Es finden sich auch Personen mit politischen Mandaten: Karin Bétrisey ist Grünen-Grossrätin im Kanton Thurgau. Der grösste Promi auf der Expertenliste ist Ursula Wyss. Sie war SP-Fraktionschefin im Bundeshaus, Mitglied der Berner Stadtregierung. Und Mitautorin des Buchs «Velowende».

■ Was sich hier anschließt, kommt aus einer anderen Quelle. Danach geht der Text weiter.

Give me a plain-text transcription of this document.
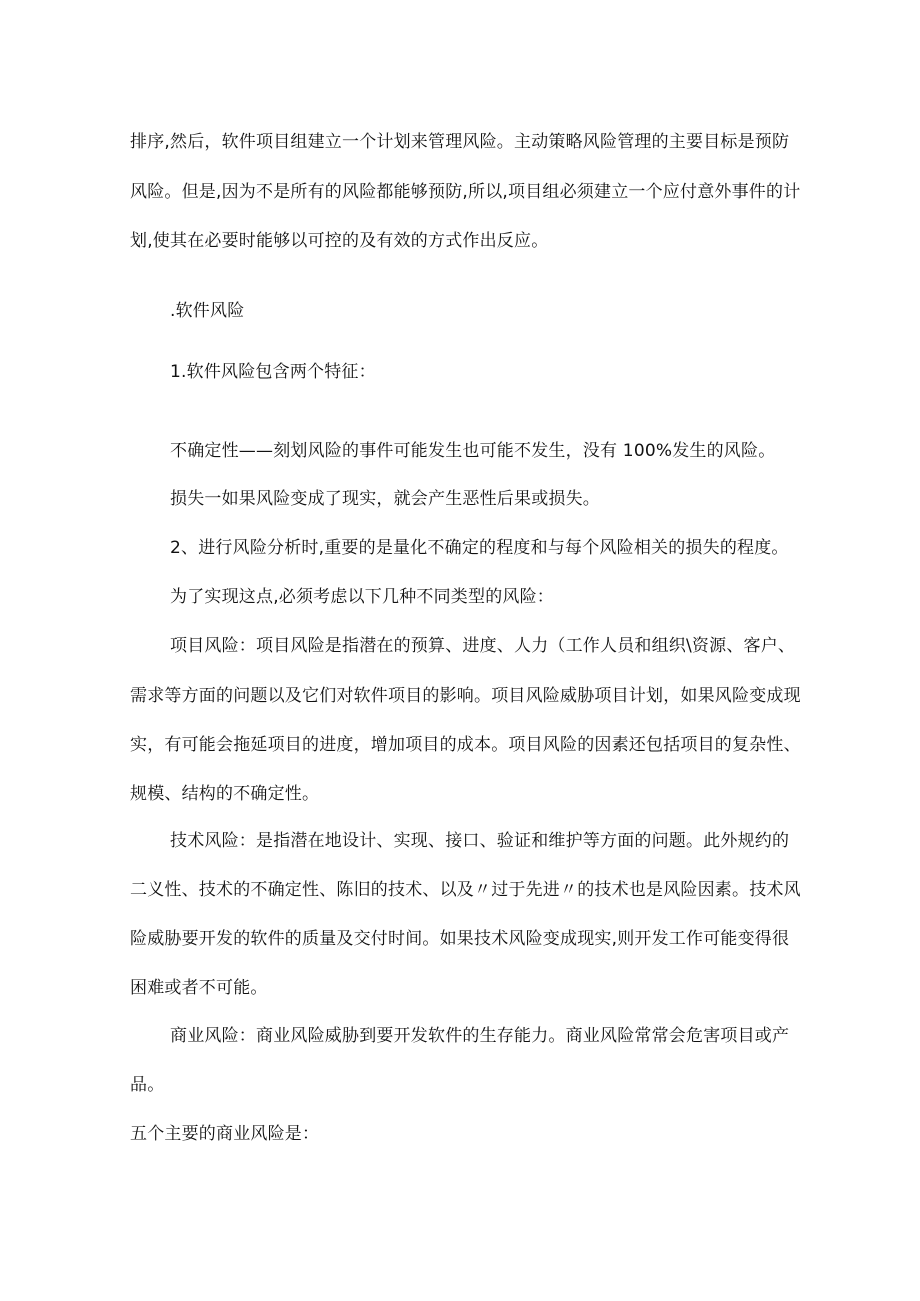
排序,然后，软件项目组建立一个计划来管理风险。主动策略风险管理的主要目标是预防
风险。但是,因为不是所有的风险都能够预防,所以,项目组必须建立一个应付意外事件的计
划,使其在必要时能够以可控的及有效的方式作出反应。
.软件风险
1.软件风险包含两个特征：
不确定性——刻划风险的事件可能发生也可能不发生，没有 100%发生的风险。
损失一如果风险变成了现实，就会产生恶性后果或损失。
2、进行风险分析时,重要的是量化不确定的程度和与每个风险相关的损失的程度。
为了实现这点,必须考虑以下几种不同类型的风险：
项目风险：项目风险是指潜在的预算、进度、人力（工作人员和组织\资源、客户、
需求等方面的问题以及它们对软件项目的影响。项目风险威胁项目计划，如果风险变成现
实，有可能会拖延项目的进度，增加项目的成本。项目风险的因素还包括项目的复杂性、
规模、结构的不确定性。
技术风险：是指潜在地设计、实现、接口、验证和维护等方面的问题。此外规约的
二义性、技术的不确定性、陈旧的技术、以及〃过于先进〃的技术也是风险因素。技术风
险威胁要开发的软件的质量及交付时间。如果技术风险变成现实,则开发工作可能变得很
困难或者不可能。
商业风险：商业风险威胁到要开发软件的生存能力。商业风险常常会危害项目或产
品。
五个主要的商业风险是：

Studierende, Studienabgänger, Praktikantinnen
Ausserdem gibt es eine auffällige Häufung einzelner Firmen: Ein Dutzend der aufgeführten Fachleute sind bei Transitec angestellt, einem Unternehmen für Verkehrsplanung, das unter anderem von staatlichen Aufträgen in den Bereichen ÖV, Fussverkehr und Stadtplanung lebt. Gleich 30 Expertinnen und Experten stehen bei Metron AG auf der Payroll, einem Büro für Architektur und Raumentwicklung («Wir gestalten Lebensräume»). Zu den Kunden gehören die Zürcher Verkehrsbetriebe VBZ, für die Metron die «Netzentwicklungsstrategie 2040» entwickeln darf. Dass diese Branche kein Interesse daran hat, öffentliche Gelder in die Nationalstrassen zu leiten, liegt auf der Hand.
Ebenso bemerkenswert: Auf die Liste geschafft haben es auch Studierende, Studienabgängerinnen, Praktikanten und Doktoranden. Experten für motorisierten Verkehr mit einem akademischen Leistungsausweis sind eine Minderheit.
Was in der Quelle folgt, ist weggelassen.